The company, as I mentioned, was founded in 1985, so we do have a long track record. We went public in 1992. And we’ve been a public company since then, with many milestones along the way.
We started out like a lot of companies do, very small, with limited infrastructure, and we spent the first five to ten years putting all of our investments, incremental new revenue, back into the infrastructure. We have a strong legacy of building a really solid infrastructure that will support the growth in the business.
Today we do have a commanding market position in those two healthcare verticals that I mentioned. And in the future we’re going to be able to leverage those investments to very strong earnings growth. And that would be our expectation going forward.
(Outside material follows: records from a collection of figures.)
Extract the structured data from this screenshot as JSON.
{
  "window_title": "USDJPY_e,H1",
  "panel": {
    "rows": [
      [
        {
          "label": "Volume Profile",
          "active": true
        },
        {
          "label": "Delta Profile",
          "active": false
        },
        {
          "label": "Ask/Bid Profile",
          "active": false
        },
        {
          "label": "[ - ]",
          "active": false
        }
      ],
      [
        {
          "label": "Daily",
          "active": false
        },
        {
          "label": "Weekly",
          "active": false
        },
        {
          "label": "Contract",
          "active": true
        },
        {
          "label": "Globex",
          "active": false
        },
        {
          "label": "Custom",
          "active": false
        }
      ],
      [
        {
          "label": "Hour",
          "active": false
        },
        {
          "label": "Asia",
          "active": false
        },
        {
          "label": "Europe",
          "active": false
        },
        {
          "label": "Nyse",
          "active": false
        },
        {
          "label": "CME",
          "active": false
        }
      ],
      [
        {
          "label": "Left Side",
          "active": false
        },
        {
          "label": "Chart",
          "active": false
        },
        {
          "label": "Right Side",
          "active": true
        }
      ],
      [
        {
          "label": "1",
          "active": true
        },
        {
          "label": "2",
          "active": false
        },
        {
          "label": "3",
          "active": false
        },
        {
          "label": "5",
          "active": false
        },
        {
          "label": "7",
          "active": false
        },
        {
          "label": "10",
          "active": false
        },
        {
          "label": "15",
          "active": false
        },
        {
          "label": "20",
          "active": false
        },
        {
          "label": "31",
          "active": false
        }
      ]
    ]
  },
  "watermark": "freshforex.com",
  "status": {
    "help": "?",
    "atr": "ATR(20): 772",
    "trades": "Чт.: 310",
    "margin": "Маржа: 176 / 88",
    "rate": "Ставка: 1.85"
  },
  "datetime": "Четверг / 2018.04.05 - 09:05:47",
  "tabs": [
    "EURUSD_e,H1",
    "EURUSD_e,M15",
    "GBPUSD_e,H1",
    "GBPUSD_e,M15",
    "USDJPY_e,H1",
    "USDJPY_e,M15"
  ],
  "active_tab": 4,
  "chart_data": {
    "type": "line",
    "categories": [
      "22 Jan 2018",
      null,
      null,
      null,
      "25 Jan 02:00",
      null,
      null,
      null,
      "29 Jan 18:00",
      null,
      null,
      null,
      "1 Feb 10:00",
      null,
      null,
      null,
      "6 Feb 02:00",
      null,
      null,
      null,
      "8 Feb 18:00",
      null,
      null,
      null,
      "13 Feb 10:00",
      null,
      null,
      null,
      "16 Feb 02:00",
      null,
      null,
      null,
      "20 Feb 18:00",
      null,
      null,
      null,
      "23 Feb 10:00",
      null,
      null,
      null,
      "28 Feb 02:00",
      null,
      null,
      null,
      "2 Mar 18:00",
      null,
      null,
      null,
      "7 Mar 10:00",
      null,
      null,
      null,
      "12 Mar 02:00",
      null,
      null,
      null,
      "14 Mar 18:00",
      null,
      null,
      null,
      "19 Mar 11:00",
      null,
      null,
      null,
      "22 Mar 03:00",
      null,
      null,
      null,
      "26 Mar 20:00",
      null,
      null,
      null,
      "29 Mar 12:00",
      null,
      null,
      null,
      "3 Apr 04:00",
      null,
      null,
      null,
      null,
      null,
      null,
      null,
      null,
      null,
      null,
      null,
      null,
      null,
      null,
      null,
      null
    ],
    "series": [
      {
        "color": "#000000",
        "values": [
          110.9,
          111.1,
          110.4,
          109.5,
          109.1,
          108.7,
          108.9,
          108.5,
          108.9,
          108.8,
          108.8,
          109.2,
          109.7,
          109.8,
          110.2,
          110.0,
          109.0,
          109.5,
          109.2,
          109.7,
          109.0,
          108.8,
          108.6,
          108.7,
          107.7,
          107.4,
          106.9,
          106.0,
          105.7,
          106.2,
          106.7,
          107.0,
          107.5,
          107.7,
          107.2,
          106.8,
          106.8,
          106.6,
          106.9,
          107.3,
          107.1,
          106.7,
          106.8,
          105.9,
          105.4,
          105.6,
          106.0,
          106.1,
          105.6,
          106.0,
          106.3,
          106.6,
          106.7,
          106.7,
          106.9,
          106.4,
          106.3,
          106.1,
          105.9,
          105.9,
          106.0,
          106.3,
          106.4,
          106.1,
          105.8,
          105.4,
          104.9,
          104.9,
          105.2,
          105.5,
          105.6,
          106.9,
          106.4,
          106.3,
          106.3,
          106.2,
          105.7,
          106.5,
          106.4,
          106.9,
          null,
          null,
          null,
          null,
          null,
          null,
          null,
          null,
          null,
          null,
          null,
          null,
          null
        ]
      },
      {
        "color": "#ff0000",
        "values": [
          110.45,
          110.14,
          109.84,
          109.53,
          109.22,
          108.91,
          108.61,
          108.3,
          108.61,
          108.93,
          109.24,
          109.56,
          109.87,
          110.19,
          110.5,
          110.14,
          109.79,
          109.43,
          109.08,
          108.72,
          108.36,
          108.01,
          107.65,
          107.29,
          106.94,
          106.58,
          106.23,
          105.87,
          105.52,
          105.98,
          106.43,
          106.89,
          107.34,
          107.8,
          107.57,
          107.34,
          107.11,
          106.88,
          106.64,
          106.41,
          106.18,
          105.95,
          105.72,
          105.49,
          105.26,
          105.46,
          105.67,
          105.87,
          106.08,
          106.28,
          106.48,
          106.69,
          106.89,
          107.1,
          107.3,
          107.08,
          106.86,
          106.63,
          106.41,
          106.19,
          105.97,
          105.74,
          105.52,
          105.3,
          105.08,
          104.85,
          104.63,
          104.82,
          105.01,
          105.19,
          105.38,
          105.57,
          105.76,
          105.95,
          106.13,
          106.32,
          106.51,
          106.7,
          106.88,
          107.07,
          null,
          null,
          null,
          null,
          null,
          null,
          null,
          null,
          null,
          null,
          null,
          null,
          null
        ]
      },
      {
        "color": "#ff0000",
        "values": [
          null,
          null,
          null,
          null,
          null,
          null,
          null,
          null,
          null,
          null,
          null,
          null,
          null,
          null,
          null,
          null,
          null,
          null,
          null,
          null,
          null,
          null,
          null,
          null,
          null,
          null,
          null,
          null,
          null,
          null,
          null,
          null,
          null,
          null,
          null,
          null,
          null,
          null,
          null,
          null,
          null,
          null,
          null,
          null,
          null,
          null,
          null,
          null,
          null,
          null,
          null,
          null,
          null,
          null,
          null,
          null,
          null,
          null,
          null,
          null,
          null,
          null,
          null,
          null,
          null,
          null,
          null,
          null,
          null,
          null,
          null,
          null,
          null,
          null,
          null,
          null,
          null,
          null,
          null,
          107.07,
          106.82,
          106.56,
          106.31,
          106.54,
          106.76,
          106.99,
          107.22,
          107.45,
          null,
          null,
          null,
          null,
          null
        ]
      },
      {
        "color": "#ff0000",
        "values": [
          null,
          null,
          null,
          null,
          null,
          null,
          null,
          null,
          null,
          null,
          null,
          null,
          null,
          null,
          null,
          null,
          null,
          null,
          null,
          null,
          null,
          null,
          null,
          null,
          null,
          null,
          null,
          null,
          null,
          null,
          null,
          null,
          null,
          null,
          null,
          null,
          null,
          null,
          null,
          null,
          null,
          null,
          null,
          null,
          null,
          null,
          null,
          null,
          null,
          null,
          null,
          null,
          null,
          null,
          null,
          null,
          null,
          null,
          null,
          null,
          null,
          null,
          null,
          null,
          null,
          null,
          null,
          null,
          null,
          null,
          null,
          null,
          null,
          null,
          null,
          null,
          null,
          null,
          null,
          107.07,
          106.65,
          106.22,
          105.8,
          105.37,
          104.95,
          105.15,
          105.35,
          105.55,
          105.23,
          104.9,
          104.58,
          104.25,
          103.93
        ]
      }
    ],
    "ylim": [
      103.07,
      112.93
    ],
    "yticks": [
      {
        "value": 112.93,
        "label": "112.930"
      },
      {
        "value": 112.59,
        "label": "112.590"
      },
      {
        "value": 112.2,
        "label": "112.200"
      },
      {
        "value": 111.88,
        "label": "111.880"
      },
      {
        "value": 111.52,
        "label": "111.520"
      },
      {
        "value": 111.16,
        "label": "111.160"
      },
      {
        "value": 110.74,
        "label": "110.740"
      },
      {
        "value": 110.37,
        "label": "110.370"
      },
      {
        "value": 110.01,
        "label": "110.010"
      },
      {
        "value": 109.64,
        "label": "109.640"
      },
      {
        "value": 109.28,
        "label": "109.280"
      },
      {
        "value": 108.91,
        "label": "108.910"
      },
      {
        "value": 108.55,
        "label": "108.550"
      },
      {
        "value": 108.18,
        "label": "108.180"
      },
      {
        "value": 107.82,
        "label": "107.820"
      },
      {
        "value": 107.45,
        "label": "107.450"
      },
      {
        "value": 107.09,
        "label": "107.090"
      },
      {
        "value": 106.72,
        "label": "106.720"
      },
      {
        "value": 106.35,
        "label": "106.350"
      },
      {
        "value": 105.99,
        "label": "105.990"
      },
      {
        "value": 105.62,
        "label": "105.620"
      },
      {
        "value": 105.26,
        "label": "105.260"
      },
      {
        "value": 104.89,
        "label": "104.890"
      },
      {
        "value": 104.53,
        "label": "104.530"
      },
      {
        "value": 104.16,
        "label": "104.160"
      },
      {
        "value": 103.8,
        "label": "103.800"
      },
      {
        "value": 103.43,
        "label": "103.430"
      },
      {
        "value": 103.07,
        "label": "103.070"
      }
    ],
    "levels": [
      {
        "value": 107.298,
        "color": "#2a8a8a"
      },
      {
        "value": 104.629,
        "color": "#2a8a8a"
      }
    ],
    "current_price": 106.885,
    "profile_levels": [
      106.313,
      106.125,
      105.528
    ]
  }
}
If you take a look at the fertility and the vein care market, and just to give you a little bit of a geographical representation of what IntegraMed represents, you can see that in the fertility marketplace we have two different formats that we work in. They’re contract management formats, with fertility centers in the United States.Between those two formats, centers that operate with IntegraMed represent about 25% of the entire US IVF treatment volume. So it’s a very commanding market position. There’s nobody else who even really has a small sliver on a consolidated basis. And with that said, we still have significant growth opportunity, because obviously that 75% of the market is not working with IntegraMed. On the vein care side, we also have a very commanding position. We have 44 vein clinics in operation, and there really isn’t any close number two. It’s a highly fragmented market. So both of these markets are wide-open for us to continue growing and developing in the United States.